Lombardo still thinks about that night, especially when he passes by the golden hotel tower at Mandalay Bay. 

“The sight of the landscape is a subtle reminder on a regular basis,” Lombardo said. 

Lombardo said he thinks about the victims and their families, and the closure they need, which often comes through a resolution, a motive. 

The gunman, who Lombardo maintains had a diminishing mental capacity, is likely the only person who knew a why. He killed himself before officers entered the double suite he was firing from. 

“I think anytime a loved one has died, they would appreciate some closure. In this case there is no closure,” he said.

As of this week, Metro hasn’t included the deaths of Arjune (in May) and Gervais (in November 2019) to its mass shooting causality count. Adding them will be determined by the Clark County Coroner’s Office and the Clark County District Attorney’s Office, Lombardo said. 

The coroner has already ruled Arjune’s death as a homicide after her death, as did the coroner in San Bernardino County after Gervais died. Lombardo said the department acknowledges those deaths being as a result of the shooting. 

“It’s unfortunate those two individuals eventually lost their lives with this event, but I don’t want people to get caught up in the semantics of it,” Lombardo said. “It’s important for us to have understanding and empathy, and we acknowledge it, and we verbally acknowledge it. But as far as record keeping, it’s out of our hands, and it’s a matter of the coroner and the DA, in consensus with us, to finalize that.”

The issue is when they will be annotated in local records, which the sheriff expects to happen eventually. 

The two deaths will be a part of the data Metro sends to the FBI for its annual Uniform Crime Report, Lombardo said.
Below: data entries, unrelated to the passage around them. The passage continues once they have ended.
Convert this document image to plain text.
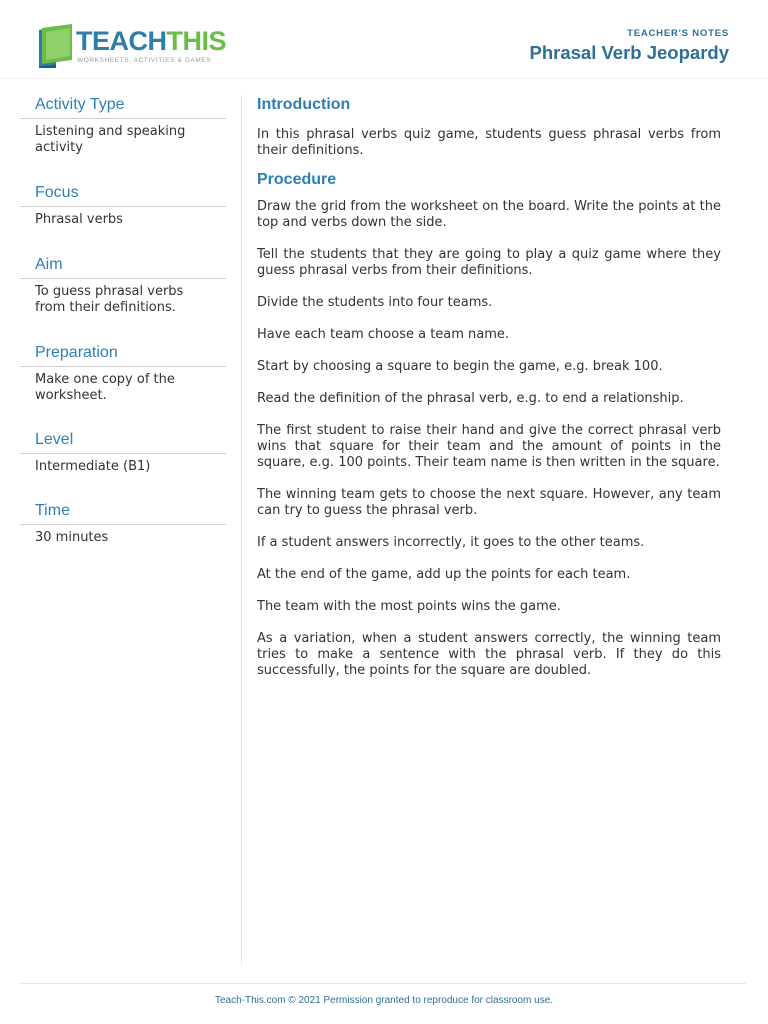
TEACHTHIS
WORKSHEETS, ACTIVITIES & GAMES
TEACHER'S NOTES
Phrasal Verb Jeopardy
Activity Type
Listening and speaking activity
Focus
Phrasal verbs
Aim
To guess phrasal verbs from their definitions.
Preparation
Make one copy of the worksheet.
Level
Intermediate (B1)
Time
30 minutes
Introduction

In this phrasal verbs quiz game, students guess phrasal verbs from their definitions.

Procedure

Draw the grid from the worksheet on the board. Write the points at the top and verbs down the side.

Tell the students that they are going to play a quiz game where they guess phrasal verbs from their definitions.

Divide the students into four teams.

Have each team choose a team name.

Start by choosing a square to begin the game, e.g. break 100.

Read the definition of the phrasal verb, e.g. to end a relationship.

The first student to raise their hand and give the correct phrasal verb wins that square for their team and the amount of points in the square, e.g. 100 points. Their team name is then written in the square.

The winning team gets to choose the next square. However, any team can try to guess the phrasal verb.

If a student answers incorrectly, it goes to the other teams.

At the end of the game, add up the points for each team.

The team with the most points wins the game.

As a variation, when a student answers correctly, the winning team tries to make a sentence with the phrasal verb. If they do this successfully, the points for the square are doubled.

Teach-This.com © 2021 Permission granted to reproduce for classroom use.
As he prepared his remarks for the annual 1 October Sunrise Remembrance at 7 a.m. today at the Clark County Government Center Amphitheater, his department is also in the throes of a global pandemic that killed Metro Lt. Erik Lloyd and infected nearly 300 other employees in the department. 

The virus is an “unknown assailant,” Lombardo said.  “You don’t know who’s going to contract it at any point in time; and who’s the most vulnerable community that you have to deal with it, and when is it ever going to end … how long can your folks put up with that type of environment?”  

His feelings on the shooting and COVID-19 intersected during Lloyd’s funeral in August when he saw the wife and children of Officer Charleston Hartfield, who was one of the attendees of the Route 91 concert, and died as he tried to help fleeing concertgoers.

Lombardo, the woman, and the teenagers had a long conversation, which he often does to assure them “we’re still here … supporting them, and we haven’t forgotten about them,” Lombardo said.